Provvedimento che non aiuta le imprese

Il nuovo governo ha appena iniziato a lavorare, lungi da noi l’intenzione di unirci al coro dei tanti che criticano a priori, ma qualcosa sul cosiddetto decreto dignità bisogna pur dirlo. Il ministro Di Maio, nell’annunciare una serie di norme più stringenti sull’utilizzo di contratti a termine, ha definito il decreto la Waterloo del lavoro precario

Il nuovo governo ha appena iniziato a lavorare, lungi da noi l’intenzione di unirci al coro dei tanti che criticano a priori, ma qualcosa sul cosiddetto decreto dignità bisogna pur dirlo. Il ministro Di Maio, nell’annunciare una serie di norme più stringenti sull’utilizzo di contratti a termine, ha definito il decreto la Waterloo del lavoro precario. Senza scomodare la storia è opportuno ricordare che l’Italia non è il Paese del lavoro a termine. Per l’Istat questa tipologia di lavoro rappresenta il 13,1% del totale (dati di maggio), in linea con la media dei Paesi europei e di gran lunga inferiore a Spagna e Polonia, dove è a termine più di un lavoro su quattro. Si può migliorare, certo, ma di qui a dire che questo è il problema ce ne passa parecchio. In Italia, questo sì, c’è invece un grosso problema di lavoro nero (tre milioni di persone, più o meno come il numero di contratti a termine) ma di questo il decreto dignità nulla dice né mostra di interessarsi. Eppure sarebbe un bel tema, perché oltre che poco dignitoso per i lavoratori, il lavoro nero rappresenta anche una delle più gravi forme di concorrenza sleale tra imprese. Oltre all’aspetto normativo, il decreto sembra però cozzare soprattutto contro l’andamento attuale dell’economia. C’è una ripresa fragile in corso da tempo e qualche effetto inizia a esserci anche sull’occupazione. I dati diffusi dall’Istat nei giorni scorsi stimano un aumento sensibile del numero di occupati in tutte le fasce di età, al punto che il tasso di partecipazione al lavoro è tornato ai livelli pre crisi. Non è abbastanza, certo, ma come sempre quantità e qualità del lavoro non nascono per decreto, considerazione che valeva ai tempi del Jobs Act e che vale anche oggi col decreto dignità. L’economia e il lavoro stanno cambiando rapidamente. Il tempo determinato si concentra molto negli alberghi, nel commercio, nella ristorazione, nei settori del terziario considerati a bassa produttività e molto legati alla stagionalità. Si tratta mediamente di lavoro povero e scarsamente professionalizzato. Il decreto, su questo, poco o nulla potrà fare perché l’economia sta andando da un’altra parte.
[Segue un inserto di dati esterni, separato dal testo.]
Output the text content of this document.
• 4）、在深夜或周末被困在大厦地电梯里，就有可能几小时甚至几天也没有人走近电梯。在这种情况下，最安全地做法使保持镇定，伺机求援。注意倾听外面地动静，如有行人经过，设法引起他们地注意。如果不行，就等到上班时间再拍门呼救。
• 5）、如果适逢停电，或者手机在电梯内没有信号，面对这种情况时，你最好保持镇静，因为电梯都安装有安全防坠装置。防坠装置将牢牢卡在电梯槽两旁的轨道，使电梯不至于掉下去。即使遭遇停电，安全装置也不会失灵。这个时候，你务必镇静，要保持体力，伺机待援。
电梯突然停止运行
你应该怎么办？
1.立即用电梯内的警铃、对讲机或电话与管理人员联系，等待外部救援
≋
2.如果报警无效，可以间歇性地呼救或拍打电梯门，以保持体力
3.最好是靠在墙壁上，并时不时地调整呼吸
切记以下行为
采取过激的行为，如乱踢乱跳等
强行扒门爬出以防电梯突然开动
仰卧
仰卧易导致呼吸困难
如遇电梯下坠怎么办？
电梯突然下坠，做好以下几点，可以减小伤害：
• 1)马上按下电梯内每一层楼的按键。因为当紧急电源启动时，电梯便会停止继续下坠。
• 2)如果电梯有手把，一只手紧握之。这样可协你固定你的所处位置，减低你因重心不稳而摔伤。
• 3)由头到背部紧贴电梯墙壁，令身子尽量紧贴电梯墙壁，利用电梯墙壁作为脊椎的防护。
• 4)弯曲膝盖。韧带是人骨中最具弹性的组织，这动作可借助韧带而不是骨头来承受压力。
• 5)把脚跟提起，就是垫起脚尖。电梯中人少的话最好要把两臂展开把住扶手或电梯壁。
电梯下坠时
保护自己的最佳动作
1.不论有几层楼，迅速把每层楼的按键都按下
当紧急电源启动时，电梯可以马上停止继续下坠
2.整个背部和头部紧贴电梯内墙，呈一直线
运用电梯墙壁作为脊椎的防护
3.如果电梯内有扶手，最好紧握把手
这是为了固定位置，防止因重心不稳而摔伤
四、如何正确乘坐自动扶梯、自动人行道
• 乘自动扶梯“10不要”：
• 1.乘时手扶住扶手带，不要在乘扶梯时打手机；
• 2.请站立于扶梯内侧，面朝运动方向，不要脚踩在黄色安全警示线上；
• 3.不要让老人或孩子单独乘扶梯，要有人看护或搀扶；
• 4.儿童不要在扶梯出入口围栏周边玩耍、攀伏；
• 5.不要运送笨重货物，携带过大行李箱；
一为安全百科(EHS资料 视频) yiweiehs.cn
Da tempo si sottolinea che anche il lavoro sta cambiando, che domanda e offerta stentano a incontrarsi, che servono capacità di adattamento e formazione continua, che tanti giovani studenti non sanno ancora che lavoro faranno domani semplicemente perché quel lavoro ancora non esiste. Questo è il quadro e soffermarsi ancora una volta sulla norma e l’inquadramento giuridico non aiuta a comprendere le trasformazioni in atto nell’economia e nel mercato del lavoro. Anche perché non vi è dubbio che il lavoro a termine sia soprattutto ciclico e tenda ad aumentare quando l’economia tende a crescere all’interno di una fase di instabilità ed incertezza di lungo periodo. Una considerazione, infine, sull’uso del linguaggio. È culturalmente sbagliato collegare il concetto di dignità del lavoro alla sua inamovibilità, fosse anche solo per rispetto nei confronti dei tantissimi lavoratori in regime di partita Iva che di tutele non ne hanno proprio, di rischi ne hanno tantissimi, ma faticano e svolgono lavori dignitosi come tutti. Vogliamo essere comunque fiduciosi, convinti che nel governo ci siano anche certe sensibilità verso il mondo produttivo e verso le piccole e medie imprese in particolare. E quindi, fra governo e Pmi, possa instaurarsi un dialogo davvero fruttuoso e in grado di aiutare il sistema produttivo nella fragile e incerta ripresa in corso.